The big development from last season’s finale turns out to be Adam’s firing. As the premiere begins, he’s still jobless, and his unemployment is straining the family’s budget. (Though still taking place in a bright, sunny reality the recession doesn’t seem to have touched, the tense discussions between Adam and his wife Kristina (Monica Potter) about dwindling savings could come out of any number of households in this current economic climate.) After months of being a house-husband and growing more and more frustrated with it—Adam’s irritation at how little his life works out like he wants or plans is one of the show’s most understated but best handled character traits—Adam finally gets an interview, exactly at the same time as he gets an unusual offer to become an entrepreneur with someone he may not exactly want to go into business with. (Kristina's pregnancy, also revealed in last year's finale, hasn't interfered with her new-found professional success, something that seems to drive Adam a little nuts.)
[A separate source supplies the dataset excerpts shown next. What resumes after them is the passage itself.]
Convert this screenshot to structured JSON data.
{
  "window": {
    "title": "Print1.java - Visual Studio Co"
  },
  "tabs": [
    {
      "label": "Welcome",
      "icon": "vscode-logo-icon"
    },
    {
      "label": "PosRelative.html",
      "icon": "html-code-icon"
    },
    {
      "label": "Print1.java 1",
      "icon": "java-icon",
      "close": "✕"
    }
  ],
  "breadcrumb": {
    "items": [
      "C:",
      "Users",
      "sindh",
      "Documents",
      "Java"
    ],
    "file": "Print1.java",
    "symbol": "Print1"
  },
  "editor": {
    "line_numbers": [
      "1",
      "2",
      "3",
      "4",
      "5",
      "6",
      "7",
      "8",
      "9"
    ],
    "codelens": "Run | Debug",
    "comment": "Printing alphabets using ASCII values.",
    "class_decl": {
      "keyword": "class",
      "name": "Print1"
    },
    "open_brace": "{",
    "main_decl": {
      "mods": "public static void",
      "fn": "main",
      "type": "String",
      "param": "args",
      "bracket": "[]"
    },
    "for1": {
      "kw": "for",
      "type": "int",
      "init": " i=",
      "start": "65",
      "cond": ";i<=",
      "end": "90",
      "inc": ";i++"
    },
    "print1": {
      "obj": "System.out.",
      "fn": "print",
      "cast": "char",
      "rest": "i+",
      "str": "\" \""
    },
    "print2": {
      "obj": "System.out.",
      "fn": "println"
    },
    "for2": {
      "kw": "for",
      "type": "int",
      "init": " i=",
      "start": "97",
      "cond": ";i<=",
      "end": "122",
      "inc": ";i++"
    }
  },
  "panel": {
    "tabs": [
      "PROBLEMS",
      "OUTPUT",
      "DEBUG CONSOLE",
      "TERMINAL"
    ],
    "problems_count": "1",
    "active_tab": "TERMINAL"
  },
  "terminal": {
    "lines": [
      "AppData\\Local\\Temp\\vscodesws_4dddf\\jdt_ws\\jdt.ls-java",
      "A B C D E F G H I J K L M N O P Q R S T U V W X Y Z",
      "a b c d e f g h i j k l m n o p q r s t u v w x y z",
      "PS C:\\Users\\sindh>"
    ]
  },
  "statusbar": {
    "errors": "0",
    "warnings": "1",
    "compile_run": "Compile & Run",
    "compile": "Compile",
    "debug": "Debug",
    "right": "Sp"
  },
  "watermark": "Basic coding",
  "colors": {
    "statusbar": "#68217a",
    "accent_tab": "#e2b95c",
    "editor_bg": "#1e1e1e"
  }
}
Meanwhile, Sarah’s daughter Amber (the terrific Mae Whitman) graduated from high school at the end of last season without grades good enough to get into any of her preferred colleges. Now, she’s drifting but looking for ways to define herself, which might include a terrible, terrible apartment her mom’s none too thrilled about. (Sarah’s son, Drew, continues to have pretty much nothing to do.) Crosby, meanwhile, has to deal with trying to get various people in his life to take him seriously and deal with how he’s going to handle several complicated parenting situations with his son (whom he only found out about in the series’ pilot). As always, the show handles all three of these siblings’ storylines with a kind of quiet reverence, suggesting that the toughest thing in life is just living it with dignity, without pissing everybody around you off. At its best, Parenthood is a show about the inherent drama of good conflict resolution.

On the other hand, the show’s great white whale—a good storyline for younger sister Julia (Erika Christensen) and husband Joel (Sam Jaeger)—remains out there in the ether, something the show just can’t quite land. Last season was filled with trying-to-get-pregnant drama, then unable-to-get-pregnant drama, and the season ended with the two deciding to adopt. Julia and Joel often seem trapped on an island of terrible (or at least deeply predictable) plotlines, and it’s sometimes as if the show loses all sense of how to write the characters as anything other than bumbling fools in some silent comedy. Tonight’s episode features Julia’s most obnoxious idea for how to get a baby in a while, and while the idea of two people trying to adopt and dealing with all of the legal loopholes involved would be a natural fit for this show, the storyline that begins here is, well, ridiculous.

On the other hand, the show often seems to realize that Julia and Joel storylines are less compelling than storylines for the other characters. (The three other siblings get far more screentime.) And when Julia and Joel are wrapped into the rest of the ensemble—which includes Bonnie Bedelia and Craig T. Nelson as the two who spawned this unruly brood—they fit in just as well as everybody else. At its best, as it often is in tonight’s premiere, Parenthood really gets the sense of what it’s like to be a part of a massive family where everybody’s trying to shout over each other and where everybody cares about your problems, but not quite as much as they care about the shit they’re currently going through. There’s far more good than irritating in Parenthood, and if you’ve been on the fence about trying the show out, tonight would be a great place to dip your toe in the water.